Who said carrots had to be boring? These ale braised carrots are the perfect dish for any beer lovers out there! If you want to get your husband or friends to eat their greens but having a hard time with plain boiled carrot recipes, try braising them in ale to give them a new lease of life. These ale braised carrots are a delicious warming vegetable dish, perfect as a side at a Sunday roast or mid-week. They'll quickly become a favourite in your house!


  • 600g carrots
  • 250g peeled shallots
  • 3 celery stalks
  • 3tbsp olive oil
  • 30g butter
  • Sprig of thyme
  • 2 cloves garlic
  • 150ml ale
  • 100ml tomato juice
  • 1tbsp soft brown sugar
  • 250ml vegetable stock
  • 1tbsp chopped parsley
  • Sea salt and black pepper


  1. Peel the carrots and cut into 2cm rounds. Peel and halve the shallots. Cut the celery into 2cm baton lengths.

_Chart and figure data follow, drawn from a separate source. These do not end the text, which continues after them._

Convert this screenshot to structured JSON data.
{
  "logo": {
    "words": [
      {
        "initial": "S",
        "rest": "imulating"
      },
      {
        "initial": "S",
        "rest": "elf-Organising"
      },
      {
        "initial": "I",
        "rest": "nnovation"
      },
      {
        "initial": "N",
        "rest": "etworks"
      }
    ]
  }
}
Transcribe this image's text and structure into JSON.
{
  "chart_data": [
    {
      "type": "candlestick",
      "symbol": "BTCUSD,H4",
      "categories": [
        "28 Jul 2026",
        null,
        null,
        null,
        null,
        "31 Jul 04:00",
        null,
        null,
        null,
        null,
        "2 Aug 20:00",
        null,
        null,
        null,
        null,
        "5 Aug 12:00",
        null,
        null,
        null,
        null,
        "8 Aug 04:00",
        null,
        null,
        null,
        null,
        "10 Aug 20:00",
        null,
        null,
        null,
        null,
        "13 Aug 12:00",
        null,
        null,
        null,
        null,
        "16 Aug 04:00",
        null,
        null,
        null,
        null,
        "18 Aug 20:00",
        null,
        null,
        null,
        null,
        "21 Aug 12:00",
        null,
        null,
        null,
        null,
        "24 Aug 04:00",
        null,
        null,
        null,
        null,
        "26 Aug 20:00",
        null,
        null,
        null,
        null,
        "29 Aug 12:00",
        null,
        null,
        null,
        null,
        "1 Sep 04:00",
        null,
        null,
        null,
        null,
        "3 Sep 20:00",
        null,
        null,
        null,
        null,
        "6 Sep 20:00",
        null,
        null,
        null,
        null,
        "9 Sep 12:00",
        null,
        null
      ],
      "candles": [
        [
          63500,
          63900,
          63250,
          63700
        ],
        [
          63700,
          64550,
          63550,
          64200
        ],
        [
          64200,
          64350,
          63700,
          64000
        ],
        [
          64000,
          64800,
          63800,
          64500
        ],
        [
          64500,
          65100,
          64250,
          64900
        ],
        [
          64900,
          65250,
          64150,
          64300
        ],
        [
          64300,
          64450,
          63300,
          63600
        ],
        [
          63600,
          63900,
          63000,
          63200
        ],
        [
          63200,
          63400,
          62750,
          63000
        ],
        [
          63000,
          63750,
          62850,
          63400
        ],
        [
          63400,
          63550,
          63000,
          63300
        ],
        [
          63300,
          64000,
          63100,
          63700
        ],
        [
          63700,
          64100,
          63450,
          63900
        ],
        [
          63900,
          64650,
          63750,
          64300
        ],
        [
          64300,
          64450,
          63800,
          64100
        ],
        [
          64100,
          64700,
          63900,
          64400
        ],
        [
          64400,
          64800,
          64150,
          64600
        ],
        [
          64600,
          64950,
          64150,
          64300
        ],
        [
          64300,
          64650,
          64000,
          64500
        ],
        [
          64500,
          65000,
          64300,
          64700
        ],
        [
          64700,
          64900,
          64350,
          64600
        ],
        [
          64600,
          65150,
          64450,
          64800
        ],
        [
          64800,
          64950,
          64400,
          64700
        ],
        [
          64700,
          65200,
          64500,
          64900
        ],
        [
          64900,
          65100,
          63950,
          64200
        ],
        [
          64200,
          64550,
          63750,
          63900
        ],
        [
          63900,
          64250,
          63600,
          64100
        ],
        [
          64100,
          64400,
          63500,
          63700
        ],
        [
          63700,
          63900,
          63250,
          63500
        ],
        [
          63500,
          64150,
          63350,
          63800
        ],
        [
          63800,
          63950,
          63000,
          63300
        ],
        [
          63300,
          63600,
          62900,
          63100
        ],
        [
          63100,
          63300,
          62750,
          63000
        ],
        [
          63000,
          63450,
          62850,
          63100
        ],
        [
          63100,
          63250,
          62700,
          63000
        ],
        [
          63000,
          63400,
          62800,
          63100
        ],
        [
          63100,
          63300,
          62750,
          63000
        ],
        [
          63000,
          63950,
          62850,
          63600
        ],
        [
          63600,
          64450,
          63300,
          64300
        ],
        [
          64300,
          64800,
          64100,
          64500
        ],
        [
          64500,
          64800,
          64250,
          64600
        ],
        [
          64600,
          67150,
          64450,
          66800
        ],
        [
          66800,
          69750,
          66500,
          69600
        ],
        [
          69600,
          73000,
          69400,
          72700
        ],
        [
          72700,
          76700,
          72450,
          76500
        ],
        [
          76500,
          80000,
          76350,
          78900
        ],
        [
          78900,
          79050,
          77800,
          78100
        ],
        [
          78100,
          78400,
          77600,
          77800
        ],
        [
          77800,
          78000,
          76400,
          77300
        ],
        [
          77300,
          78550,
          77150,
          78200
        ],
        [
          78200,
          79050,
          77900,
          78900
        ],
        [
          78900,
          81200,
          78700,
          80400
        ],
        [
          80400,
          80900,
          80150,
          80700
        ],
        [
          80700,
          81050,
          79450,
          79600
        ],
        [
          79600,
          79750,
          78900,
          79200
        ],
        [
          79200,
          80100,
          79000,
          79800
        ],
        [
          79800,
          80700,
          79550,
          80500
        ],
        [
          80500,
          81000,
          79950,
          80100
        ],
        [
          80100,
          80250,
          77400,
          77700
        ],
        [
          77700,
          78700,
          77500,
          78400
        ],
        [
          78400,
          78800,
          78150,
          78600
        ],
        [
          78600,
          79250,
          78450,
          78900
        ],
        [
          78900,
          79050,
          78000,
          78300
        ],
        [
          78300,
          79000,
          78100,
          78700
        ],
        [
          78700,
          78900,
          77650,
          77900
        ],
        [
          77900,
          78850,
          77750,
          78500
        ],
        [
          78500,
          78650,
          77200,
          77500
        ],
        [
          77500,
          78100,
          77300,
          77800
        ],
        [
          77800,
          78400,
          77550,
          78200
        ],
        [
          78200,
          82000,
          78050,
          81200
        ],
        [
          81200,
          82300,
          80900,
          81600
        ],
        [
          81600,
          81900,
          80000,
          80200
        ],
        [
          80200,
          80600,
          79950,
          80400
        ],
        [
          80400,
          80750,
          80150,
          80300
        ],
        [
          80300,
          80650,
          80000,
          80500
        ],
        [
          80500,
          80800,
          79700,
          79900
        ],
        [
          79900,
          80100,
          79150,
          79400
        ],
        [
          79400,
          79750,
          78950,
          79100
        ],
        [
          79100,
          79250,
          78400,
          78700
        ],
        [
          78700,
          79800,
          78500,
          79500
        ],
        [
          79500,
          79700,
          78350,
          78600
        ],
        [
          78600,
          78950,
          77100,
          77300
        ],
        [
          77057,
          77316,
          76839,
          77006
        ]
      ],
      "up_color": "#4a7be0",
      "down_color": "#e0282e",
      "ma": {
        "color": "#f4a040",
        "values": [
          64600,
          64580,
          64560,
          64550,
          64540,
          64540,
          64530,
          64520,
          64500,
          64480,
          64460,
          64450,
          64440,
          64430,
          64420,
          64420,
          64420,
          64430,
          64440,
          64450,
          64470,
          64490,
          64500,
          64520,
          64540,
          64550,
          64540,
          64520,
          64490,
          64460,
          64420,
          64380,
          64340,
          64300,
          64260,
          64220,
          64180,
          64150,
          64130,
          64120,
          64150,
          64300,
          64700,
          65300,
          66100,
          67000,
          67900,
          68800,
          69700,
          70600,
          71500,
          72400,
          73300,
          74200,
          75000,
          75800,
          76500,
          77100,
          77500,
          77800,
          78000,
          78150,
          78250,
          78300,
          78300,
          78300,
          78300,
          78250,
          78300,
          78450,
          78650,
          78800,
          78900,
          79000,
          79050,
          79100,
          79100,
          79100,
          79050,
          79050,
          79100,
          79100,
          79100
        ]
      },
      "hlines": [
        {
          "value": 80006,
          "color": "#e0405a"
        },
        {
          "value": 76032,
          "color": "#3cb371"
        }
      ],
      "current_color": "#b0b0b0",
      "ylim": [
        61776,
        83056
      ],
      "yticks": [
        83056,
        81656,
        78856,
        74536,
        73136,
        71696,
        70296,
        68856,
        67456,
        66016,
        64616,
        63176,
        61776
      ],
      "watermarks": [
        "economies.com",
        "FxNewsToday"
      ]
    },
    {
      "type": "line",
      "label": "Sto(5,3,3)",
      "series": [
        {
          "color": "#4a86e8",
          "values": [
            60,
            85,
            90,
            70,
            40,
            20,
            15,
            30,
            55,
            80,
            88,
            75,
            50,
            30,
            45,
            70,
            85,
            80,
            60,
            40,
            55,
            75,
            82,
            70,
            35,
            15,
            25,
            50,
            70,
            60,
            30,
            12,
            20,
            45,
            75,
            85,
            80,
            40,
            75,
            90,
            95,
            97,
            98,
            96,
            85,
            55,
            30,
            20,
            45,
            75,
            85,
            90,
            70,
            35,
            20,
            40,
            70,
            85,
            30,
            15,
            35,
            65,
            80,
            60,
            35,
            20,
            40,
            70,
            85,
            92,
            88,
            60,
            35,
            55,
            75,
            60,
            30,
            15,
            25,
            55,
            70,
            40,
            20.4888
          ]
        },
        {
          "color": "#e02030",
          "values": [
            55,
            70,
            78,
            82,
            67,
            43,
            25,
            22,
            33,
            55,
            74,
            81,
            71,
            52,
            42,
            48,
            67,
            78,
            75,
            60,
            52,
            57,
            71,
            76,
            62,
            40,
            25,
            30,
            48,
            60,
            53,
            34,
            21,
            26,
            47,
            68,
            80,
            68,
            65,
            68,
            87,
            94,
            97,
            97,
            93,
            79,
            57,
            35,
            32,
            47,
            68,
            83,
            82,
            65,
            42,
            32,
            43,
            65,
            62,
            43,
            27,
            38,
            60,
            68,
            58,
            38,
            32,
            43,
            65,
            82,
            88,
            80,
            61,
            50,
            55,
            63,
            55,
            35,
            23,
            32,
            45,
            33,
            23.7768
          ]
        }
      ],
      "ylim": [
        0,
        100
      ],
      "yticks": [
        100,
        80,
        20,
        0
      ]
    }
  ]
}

  2. Heat the olive oil in a large frying pan and add the butter. Put the celery and shallots on a low heat and season with the sea salt and black pepper. Add the sprig of thyme. Fry gently for about 5 minutes until lightly golden brown.
  3. Add the carrots and garlic and let them fry for 2-3 minutes turning all the time.
  4. Add the ale, tomato juice sugar, stock and parsley and let it reduce as it cooks.